Gerhard Wiesheu, DJW-Vorstandsvorsitzender
Erkenntnisse und Lehren aus dem jüngsten Börsenspektakel in den USA
Die Kurskapriolen einiger US-Aktien wie „GameStop“ sind derzeit in aller Munde. Auch wenn die von Privatanlegern ausgelöste Spekulationswelle noch nicht nach Japan und Deutschland herübergeschwappt ist, sollten sich beide Länder schon jetzt für den Ernstfall wappnen. Doch dazu später mehr.

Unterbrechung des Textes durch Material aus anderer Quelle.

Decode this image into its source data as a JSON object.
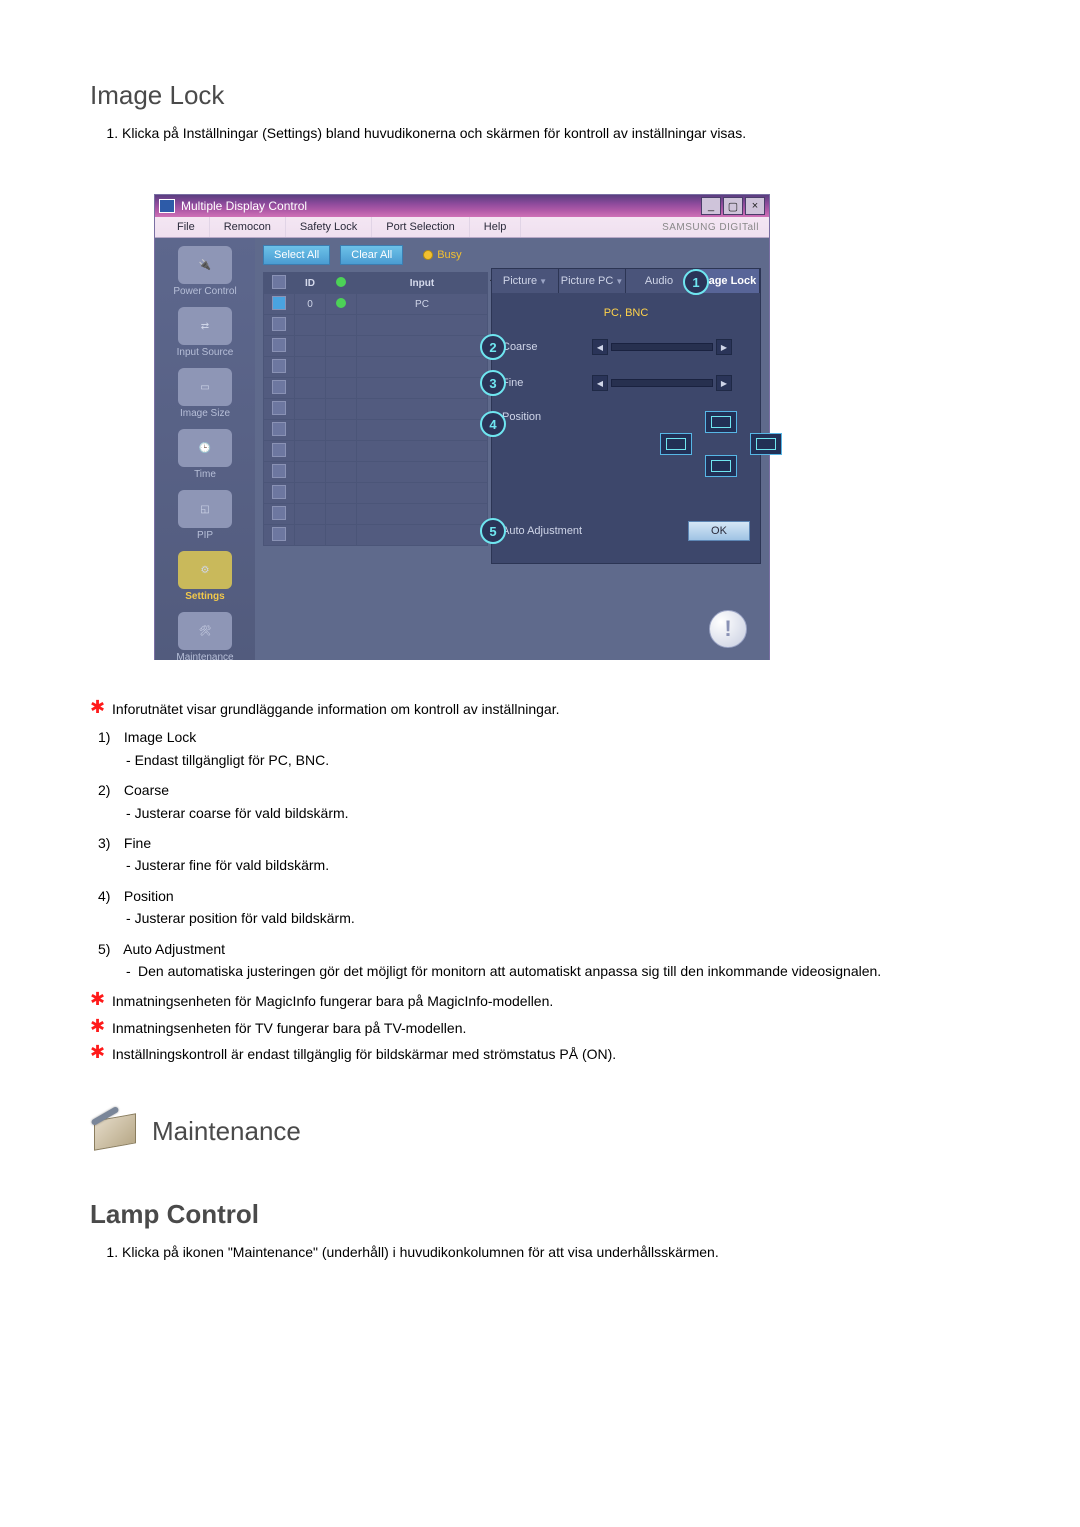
{
  "sections": {
    "imageLock": {
      "title": "Image Lock",
      "intro_item": "Klicka på Inställningar (Settings) bland huvudikonerna och skärmen för kontroll av inställningar visas."
    },
    "maintenance": {
      "title": "Maintenance"
    },
    "lampControl": {
      "title": "Lamp Control",
      "intro_item": "Klicka på ikonen \"Maintenance\" (underhåll) i huvudikonkolumnen för att visa underhållsskärmen."
    }
  },
  "screenshot": {
    "windowTitle": "Multiple Display Control",
    "brand": "SAMSUNG DIGITall",
    "menubar": [
      "File",
      "Remocon",
      "Safety Lock",
      "Port Selection",
      "Help"
    ],
    "toolbar": {
      "selectAll": "Select All",
      "clearAll": "Clear All",
      "busy": "Busy"
    },
    "sidebar": [
      {
        "label": "Power Control"
      },
      {
        "label": "Input Source"
      },
      {
        "label": "Image Size"
      },
      {
        "label": "Time"
      },
      {
        "label": "PIP"
      },
      {
        "label": "Settings",
        "selected": true
      },
      {
        "label": "Maintenance"
      }
    ],
    "grid": {
      "headers": {
        "chk": "☑",
        "id": "ID",
        "stat": "⦿",
        "input": "Input"
      },
      "row0": {
        "id": "0",
        "input": "PC"
      }
    },
    "panel": {
      "tabs": {
        "picture": "Picture",
        "picturePC": "Picture PC",
        "audio": "Audio",
        "imageLock": "Image Lock"
      },
      "subTitle": "PC, BNC",
      "coarse": "Coarse",
      "fine": "Fine",
      "position": "Position",
      "autoAdj": "Auto Adjustment",
      "ok": "OK",
      "callouts": {
        "c1": "1",
        "c2": "2",
        "c3": "3",
        "c4": "4",
        "c5": "5"
      }
    }
  },
  "notes": {
    "star_info": "Inforutnätet visar grundläggande information om kontroll av inställningar.",
    "items": [
      {
        "idx": "1)",
        "title": "Image Lock",
        "desc": "Endast tillgängligt för PC, BNC."
      },
      {
        "idx": "2)",
        "title": "Coarse",
        "desc": "Justerar coarse för vald bildskärm."
      },
      {
        "idx": "3)",
        "title": "Fine",
        "desc": "Justerar fine för vald bildskärm."
      },
      {
        "idx": "4)",
        "title": "Position",
        "desc": "Justerar position för vald bildskärm."
      },
      {
        "idx": "5)",
        "title": "Auto Adjustment",
        "desc": "Den automatiska justeringen gör det möjligt för monitorn att automatiskt anpassa sig till den inkommande videosignalen."
      }
    ],
    "star_magic": "Inmatningsenheten för MagicInfo fungerar bara på MagicInfo-modellen.",
    "star_tv": "Inmatningsenheten för TV fungerar bara på TV-modellen.",
    "star_power": "Inställningskontroll är endast tillgänglig för bildskärmar med strömstatus PÅ (ON)."
  }
}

Was ist passiert? In den USA haben sich in den vergangenen Jahren zahlreiche neue Handelsplattformen etabliert, die kostengünstig und sehr unkompliziert den Handel von Aktien und Aktienoptionen ermöglichen – unter ihnen die jüngst zu zweifelhafter Bekanntheit gelangte und unter irreführendem Namen firmierende Gesellschaft „Robin Hood“. Das hat dazu beigetragen, den Anteil an Einzelpersonen am Gesamthandel mit Aktien von etwa 10 % 2019 auf über 20 % 2020 zu verdoppeln. Verstärkt wurde der Trend durch die zusätzliche (Frei-)Zeit aufgrund der Lockdowns und der umfangreichen staatlichen Transfers an die Privathaushalte in den USA.

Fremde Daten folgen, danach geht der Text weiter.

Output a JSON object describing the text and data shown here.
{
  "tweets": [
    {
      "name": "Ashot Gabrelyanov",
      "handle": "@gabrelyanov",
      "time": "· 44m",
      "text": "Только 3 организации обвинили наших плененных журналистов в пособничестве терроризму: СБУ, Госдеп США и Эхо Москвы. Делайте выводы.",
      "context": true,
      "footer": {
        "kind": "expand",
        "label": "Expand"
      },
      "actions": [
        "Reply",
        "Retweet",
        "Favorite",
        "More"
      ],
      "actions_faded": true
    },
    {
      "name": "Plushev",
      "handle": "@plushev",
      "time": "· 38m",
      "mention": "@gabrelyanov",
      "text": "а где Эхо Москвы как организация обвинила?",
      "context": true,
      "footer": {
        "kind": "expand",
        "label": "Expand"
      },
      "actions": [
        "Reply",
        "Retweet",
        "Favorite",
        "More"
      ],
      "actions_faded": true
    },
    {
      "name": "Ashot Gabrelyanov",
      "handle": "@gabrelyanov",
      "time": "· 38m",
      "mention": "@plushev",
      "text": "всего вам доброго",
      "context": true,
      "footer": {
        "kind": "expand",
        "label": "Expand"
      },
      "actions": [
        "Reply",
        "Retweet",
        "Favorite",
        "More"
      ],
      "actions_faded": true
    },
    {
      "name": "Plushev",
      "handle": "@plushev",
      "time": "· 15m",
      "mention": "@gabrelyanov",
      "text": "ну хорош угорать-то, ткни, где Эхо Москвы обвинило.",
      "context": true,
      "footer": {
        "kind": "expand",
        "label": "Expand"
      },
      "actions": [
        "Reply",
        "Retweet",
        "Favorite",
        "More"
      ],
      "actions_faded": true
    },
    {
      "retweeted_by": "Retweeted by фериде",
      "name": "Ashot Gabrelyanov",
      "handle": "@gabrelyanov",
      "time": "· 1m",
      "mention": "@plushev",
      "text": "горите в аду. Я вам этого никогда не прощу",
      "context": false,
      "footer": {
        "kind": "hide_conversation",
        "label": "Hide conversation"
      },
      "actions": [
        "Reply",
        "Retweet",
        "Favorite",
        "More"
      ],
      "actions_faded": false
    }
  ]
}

Grundsätzlich ist es zu begrüßen, wenn ein immer größerer Teil der Bevölkerung Anteile am Produktivvermögen einer Volkswirtschaft hält. Tatsächlich scheint jedoch – vor allem in den USA – ein Spekulationsfieber überhandgenommen zu haben, das zuletzt mithilfe von Social-Media-Kanälen eine neue Eskalationsstufe erreicht hat. So müssen institutionelle Anleger wie Hedgefonds den Bestand ihrer leerverkauften Aktien regelmäßig offenlegen. Die Möglichkeit, sich Aktien zu leihen, sie zu verkaufen und sie nach drei oder sechs Monaten wieder zurückzukaufen – also einen Leerverkauf zu tätigen –, hat eine sehr wichtige Funktion am Aktienmarkt: Denn erst dadurch lässt sich eine zu große Überbewertung von einzelnen Aktien verhindern. Ein unangemessen hoher Aktienkurs ist deshalb so gefährlich, weil er zum Entstehen von Zombie-Unternehmen beitragen kann – und damit auch zu schmerzhaften Kursverlusten bei Anlegern.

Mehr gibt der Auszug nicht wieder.